The comments from Phil Sweet and sumelic match my intuitive sense of the words and the definitions in my dictionary (Summary: impair = to weaken; impede = to obstruct).
It's a clean distinction in theory. A car that is blocked by a boulder in the road is clearly impeded and not impaired. But in practice, I think it can be muddy, esp. as you get more metaphorical. If I have Parkinson's disease and can't go up stairs, that could be seen as a weakness, but the disease itself can also be seen as an obstacle. If I have to fight with one hand tied behind my back, am I impaired or impeded? I would say both. I think a "weakness" can be seen as a sub-type of "obstacle," so you may need to choose one word or the other based on whether you wish to emphasize the weakness of the person trying to do something, or the strength of the thing in her way.

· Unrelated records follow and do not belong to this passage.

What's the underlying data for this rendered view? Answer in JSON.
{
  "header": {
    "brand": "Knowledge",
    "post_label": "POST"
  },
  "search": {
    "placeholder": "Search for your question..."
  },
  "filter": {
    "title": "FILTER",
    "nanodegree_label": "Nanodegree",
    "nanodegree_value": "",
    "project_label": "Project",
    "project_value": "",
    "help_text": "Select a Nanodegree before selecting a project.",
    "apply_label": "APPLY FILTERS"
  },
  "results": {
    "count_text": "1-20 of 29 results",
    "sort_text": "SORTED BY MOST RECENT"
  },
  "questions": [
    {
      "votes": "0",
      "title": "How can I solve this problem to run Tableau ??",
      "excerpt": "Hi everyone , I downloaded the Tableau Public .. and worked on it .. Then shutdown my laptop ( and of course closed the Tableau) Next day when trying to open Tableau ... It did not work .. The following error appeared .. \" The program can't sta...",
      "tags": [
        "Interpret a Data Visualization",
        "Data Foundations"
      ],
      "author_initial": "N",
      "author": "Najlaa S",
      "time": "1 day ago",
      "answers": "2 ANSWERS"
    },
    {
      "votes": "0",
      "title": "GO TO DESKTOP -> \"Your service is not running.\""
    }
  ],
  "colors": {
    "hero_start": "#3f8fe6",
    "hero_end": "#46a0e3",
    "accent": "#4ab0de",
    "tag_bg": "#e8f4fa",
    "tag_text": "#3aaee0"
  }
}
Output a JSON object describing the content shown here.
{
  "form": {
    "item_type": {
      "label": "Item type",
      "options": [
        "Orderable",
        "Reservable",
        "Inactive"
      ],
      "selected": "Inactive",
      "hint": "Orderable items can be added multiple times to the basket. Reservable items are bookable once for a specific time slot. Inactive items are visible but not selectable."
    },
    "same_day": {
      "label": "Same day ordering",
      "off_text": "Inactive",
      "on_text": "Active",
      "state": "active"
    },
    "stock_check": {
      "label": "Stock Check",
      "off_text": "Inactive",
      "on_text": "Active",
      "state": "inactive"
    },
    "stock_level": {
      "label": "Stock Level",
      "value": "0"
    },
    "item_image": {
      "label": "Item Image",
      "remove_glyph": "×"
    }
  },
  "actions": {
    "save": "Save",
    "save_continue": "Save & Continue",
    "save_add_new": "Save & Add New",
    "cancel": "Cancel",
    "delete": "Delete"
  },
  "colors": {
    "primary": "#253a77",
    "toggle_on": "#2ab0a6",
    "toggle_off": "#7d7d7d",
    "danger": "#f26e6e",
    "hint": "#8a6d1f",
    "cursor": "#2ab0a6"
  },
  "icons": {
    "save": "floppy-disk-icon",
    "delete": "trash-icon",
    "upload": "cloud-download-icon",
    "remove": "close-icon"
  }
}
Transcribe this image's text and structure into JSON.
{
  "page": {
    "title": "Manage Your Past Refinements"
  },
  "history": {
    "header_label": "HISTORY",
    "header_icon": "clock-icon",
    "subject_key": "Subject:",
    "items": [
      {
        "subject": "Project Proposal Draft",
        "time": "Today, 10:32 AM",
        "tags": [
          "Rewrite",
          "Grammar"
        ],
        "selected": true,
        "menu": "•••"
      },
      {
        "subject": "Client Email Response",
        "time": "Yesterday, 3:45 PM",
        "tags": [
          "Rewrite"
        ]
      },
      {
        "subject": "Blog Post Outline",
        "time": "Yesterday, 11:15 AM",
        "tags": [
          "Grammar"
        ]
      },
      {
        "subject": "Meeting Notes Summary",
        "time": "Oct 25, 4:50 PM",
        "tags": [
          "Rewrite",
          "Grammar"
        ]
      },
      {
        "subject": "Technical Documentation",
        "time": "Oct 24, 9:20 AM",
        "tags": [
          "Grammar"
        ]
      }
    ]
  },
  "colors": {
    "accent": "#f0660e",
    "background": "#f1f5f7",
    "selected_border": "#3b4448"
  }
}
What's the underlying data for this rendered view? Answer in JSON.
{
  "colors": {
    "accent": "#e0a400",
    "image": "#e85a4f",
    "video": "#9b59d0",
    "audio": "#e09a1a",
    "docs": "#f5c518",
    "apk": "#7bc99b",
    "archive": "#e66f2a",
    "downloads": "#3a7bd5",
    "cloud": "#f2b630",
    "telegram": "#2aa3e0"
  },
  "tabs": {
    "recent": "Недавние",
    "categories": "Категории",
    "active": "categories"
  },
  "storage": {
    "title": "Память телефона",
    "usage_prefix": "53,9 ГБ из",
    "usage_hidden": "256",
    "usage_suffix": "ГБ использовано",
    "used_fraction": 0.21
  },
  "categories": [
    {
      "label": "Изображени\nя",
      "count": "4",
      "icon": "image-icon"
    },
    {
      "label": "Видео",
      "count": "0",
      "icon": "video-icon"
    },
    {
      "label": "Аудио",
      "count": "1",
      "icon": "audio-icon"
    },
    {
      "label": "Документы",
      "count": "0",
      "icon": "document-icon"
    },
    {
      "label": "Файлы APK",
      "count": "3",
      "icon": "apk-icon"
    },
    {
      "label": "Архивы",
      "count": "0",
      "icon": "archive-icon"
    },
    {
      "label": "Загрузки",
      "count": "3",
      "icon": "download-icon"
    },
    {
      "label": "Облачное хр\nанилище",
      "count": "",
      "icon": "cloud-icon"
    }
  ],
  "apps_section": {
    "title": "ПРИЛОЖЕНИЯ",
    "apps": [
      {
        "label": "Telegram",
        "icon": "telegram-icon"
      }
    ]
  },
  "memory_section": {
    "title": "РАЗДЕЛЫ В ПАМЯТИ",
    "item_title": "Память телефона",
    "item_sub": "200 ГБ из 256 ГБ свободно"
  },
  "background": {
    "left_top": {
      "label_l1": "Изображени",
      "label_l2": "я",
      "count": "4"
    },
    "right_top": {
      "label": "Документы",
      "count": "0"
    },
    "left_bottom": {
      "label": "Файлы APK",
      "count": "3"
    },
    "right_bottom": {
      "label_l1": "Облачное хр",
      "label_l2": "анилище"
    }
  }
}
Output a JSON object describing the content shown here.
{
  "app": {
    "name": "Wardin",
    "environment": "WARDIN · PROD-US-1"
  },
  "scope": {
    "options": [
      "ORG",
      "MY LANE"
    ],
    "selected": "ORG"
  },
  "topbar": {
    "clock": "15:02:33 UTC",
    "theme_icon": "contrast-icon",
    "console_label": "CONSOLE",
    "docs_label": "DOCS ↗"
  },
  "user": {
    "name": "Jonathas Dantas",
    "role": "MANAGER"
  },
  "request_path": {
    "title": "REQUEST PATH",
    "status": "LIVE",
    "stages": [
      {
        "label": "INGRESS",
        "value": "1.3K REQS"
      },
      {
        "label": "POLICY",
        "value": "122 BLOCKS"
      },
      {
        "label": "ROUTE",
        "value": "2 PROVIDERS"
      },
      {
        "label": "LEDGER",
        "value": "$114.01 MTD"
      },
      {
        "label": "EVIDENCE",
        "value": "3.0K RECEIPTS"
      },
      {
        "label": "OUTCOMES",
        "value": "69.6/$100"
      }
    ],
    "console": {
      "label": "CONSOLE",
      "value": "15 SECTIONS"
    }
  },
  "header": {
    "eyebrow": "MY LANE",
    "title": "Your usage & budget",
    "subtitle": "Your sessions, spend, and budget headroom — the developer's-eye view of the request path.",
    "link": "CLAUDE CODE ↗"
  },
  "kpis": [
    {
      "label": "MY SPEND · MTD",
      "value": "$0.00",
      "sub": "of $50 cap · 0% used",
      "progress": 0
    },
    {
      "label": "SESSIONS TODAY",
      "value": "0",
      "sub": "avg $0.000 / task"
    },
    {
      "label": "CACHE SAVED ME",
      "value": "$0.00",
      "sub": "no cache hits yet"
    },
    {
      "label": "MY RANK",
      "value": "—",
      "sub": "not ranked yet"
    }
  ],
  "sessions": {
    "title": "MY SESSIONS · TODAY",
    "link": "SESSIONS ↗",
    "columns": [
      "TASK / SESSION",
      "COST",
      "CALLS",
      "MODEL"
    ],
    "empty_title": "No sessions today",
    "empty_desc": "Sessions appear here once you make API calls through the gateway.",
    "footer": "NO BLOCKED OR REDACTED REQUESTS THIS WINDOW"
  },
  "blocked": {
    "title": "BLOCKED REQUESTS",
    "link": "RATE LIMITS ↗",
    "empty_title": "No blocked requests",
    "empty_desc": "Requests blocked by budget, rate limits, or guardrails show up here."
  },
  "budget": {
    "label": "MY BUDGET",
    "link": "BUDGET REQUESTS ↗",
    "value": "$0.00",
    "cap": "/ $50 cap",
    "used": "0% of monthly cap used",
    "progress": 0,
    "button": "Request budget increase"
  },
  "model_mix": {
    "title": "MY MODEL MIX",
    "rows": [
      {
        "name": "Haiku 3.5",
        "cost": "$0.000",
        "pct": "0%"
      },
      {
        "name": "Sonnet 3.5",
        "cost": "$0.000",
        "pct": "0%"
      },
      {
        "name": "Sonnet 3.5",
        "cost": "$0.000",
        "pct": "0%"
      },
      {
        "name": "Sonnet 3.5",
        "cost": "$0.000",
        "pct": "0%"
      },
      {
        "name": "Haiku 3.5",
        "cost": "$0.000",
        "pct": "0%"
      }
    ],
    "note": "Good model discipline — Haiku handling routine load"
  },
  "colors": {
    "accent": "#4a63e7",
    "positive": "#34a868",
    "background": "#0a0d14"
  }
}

The example is interesting, though. It seems metaphorical, and I can see either sense: A procedure (law, rule, etc) may "weaken" me by not allowing me to use certain capabilities. Or the procedure itself may be seen as an obstacle standing in my way.
This is very subjunctive, but I think "procedural impediments" is less likely to be misunderstood. "Procedural impairments" may be taken to mean bad wording that make the procedure itself less effective; e.g., loopholes.
Either way, to answer the question, I don't see the difference as related to the abstract/concrete distinction.